James E. Keene (1878-1986), American minister, served in the Church of the United Brethren in Christ and Evangelical United Brethren denominations. His pastoral service in the Eastern Pennsylvania Conference was as follows: Intercourse (1903-1904), Jacksonville Circuit (1904-1908), Denver (1908-1909), Lititz (1909- 1914), Lancaster (1914-1918), Mont Clare (1918-1926), Pine Grove (1926-1933), Cleona and Pleasant Hill (1933- 1943), Avon (1943-1947), and Coatsville (1947-1950).
Jacob Hartzler (1833-1915) was licensed to preach with the Evangelical Association, Central Pennsylvania Conference, in 1856. He served several pastoral assignments before his assignment as editor of the Evangelical Messenger in 1870. In 1880 he moved to Japan where he learned Japanese and was assigned to the Bible Translating Committee.
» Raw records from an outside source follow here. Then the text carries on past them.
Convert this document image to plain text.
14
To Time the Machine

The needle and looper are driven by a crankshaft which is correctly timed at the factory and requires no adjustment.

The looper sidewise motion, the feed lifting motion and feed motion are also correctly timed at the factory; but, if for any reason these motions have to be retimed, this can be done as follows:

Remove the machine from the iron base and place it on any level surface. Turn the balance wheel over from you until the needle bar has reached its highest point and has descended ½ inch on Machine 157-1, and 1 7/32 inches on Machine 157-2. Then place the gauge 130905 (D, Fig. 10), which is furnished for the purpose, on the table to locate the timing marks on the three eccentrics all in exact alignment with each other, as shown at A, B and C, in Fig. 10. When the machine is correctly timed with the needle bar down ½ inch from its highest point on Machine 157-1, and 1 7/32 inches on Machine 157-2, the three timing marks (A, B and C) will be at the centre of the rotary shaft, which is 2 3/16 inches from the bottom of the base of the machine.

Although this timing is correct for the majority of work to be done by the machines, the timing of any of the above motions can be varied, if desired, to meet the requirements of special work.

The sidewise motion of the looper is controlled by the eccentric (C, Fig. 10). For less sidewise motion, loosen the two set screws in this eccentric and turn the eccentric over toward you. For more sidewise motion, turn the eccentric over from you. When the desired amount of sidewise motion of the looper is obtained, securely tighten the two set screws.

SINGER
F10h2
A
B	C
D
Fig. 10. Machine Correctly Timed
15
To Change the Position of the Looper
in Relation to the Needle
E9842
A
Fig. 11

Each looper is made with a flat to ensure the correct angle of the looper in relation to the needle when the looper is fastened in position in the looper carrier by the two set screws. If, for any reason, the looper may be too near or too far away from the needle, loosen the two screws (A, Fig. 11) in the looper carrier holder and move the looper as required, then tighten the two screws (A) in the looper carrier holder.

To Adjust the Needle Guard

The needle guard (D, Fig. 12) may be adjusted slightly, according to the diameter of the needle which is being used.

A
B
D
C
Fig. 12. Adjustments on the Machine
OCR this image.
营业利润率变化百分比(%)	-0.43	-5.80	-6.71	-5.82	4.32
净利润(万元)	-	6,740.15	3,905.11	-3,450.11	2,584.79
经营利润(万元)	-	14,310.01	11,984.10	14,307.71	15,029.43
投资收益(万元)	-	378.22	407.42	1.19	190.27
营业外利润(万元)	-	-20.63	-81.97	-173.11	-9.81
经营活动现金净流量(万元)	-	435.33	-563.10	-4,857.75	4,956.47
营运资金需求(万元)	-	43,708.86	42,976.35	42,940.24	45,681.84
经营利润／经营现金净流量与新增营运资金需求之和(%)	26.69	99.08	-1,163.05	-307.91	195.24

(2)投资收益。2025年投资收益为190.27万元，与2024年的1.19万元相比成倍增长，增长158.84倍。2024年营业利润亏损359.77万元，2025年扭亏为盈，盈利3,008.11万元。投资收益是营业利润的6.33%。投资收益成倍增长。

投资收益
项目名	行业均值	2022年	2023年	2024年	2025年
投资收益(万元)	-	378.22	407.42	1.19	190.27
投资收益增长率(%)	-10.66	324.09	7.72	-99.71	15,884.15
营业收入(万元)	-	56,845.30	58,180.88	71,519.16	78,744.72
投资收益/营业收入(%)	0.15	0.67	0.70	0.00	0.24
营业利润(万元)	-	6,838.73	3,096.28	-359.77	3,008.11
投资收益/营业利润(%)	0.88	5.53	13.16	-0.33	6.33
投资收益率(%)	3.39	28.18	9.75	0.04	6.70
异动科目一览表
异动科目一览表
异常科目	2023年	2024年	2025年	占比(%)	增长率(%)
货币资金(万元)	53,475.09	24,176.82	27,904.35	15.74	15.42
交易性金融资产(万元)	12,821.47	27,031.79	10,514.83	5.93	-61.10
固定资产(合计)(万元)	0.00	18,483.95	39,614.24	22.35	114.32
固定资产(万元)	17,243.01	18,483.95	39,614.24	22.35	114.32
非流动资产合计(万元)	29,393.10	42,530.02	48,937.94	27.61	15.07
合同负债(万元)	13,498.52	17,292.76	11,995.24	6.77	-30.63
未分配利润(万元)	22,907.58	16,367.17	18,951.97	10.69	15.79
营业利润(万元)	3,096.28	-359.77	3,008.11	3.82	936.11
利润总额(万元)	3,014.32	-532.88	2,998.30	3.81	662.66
In 1886 he was elected president of the Japanese branch of the Evangelical Alliance, and in 1887 he served as pastor of the Union Church in Tokyo. In the split of the Evangelical Association Hartzler moved with the United Evangelical Church and became an elder in 1894. Hartzler was superannuated in 1911 and died at York, Pennsylvania, 1915.
Zella M. Glidden (1907-1994), American Methodist missionary, served in Angola during the first half of the twentieth century. She was a professor at the William Taylor Memorial Institute in the Quessua District of Angola until 1947.